Just how distinguished are you?
In a lovely little booklet a couple of years ago entrepreneur, author and teacher Rajesh Setty pointed out that in an era when technology professionals worldwide are getting caught in a tsunami of massive commoditization, being part of the commodity crowd erodes your value.
With technologies evolving so rapidly, and technologists under constant pressure to give more and be more effective, efficient and productive, most technology professionals are chasing "short-term skills", a strategy that is good for achieving short-term results but harmful in the long run.
When technical competency matters but is not enough, Setty says, CIOs and other technologists need to find ways to distinguish themselves and move above the commodity crowd.
His comments seem particularly relevant today, and provide a useful follow-up to my last blog post: The Disappearing CIO. If an increasingly technologically confident business community is preparing to draw many of its CIOs from its own ranks, rather than those of the technologists, all technology-born CIOs should be fighting to distinguish themselves at every possible opportunity.
Setty has some great ideas about how to do just that.
Amongst his rolled gold suggestions are a couple of especially useful gems that echo the survival strategies of some of my favourite CIOs, including particularly: Set the right expectations: under-promise and over-deliver.
It's easier said than done, Setty concedes, since most projects fail even after the team puts in a lot of hard work and often the project's success isn't even dependent on the amount of effort put into the project.
"If wrong or unrealistic expectations are set, even the smartest teams can fail. The #1 requirement to succeed in a project is to set the right expectations for all parties involved.
"Organizations are systems. Very rarely are projects executed in silos. Every project is connected to one or more other projects; a delay in one project has a cascading effect and the impact will be felt in more places than you might have imagined. Understanding these relationships is the foundation of Systems Thinking (take a look at Peter Senge's The Fifth Discipline to learn more about this topic). The more you understand Systems thinking, the better you will be at setting expectations as you will be aware of the overall impact of missing a deadline on your project.

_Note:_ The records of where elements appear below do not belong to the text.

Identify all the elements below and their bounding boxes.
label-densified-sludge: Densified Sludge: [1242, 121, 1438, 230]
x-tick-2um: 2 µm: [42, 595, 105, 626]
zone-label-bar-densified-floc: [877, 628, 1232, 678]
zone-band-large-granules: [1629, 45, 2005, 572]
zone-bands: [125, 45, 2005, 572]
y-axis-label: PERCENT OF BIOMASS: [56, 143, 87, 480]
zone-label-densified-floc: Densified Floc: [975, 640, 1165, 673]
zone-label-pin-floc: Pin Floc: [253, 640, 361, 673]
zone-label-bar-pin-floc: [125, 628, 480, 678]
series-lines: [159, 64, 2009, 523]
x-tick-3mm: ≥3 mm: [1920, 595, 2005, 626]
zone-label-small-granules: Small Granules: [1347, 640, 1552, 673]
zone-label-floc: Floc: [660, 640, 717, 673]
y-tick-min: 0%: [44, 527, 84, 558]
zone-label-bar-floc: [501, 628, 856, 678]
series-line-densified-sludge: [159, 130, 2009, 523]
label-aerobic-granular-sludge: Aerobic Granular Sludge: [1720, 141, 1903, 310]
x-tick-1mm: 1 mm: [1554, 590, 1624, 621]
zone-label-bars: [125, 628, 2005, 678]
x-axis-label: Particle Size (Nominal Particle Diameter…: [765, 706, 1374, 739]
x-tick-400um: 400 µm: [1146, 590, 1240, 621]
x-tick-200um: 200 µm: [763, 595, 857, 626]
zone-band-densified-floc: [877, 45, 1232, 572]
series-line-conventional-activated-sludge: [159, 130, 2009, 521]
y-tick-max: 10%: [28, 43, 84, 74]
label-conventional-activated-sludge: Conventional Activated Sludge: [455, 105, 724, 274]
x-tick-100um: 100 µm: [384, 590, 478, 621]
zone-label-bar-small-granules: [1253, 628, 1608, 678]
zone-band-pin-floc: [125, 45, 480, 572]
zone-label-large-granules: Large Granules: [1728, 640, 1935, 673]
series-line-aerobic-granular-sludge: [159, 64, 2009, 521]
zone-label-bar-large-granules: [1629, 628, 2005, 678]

"Also, remember that expectations keep rising without your knowledge. My friends Michael Weissman and Dave Mosby of Fresh Perspectives have authored a phenomenal book on this topic called Paradox of Excellence in the form of a business fable. It's a MUST read for anyone who is engaged with a client in some form or fashion," Setty writes
Excellent advice, in my view, as are other little gems like:
ASK FOR HELP
CELEBRATE SMALL VICTORIES
SET HIGHER STANDARDS
PURSUE THE RIGHT MEMBERSHIPS
EMBRACE UNCERTAINTIES and
KNOW YOUR VALUES
And he says in a world of short-term thinkers, one way to distinguish yourself is to think long term. CIOs should certainly empathize with that.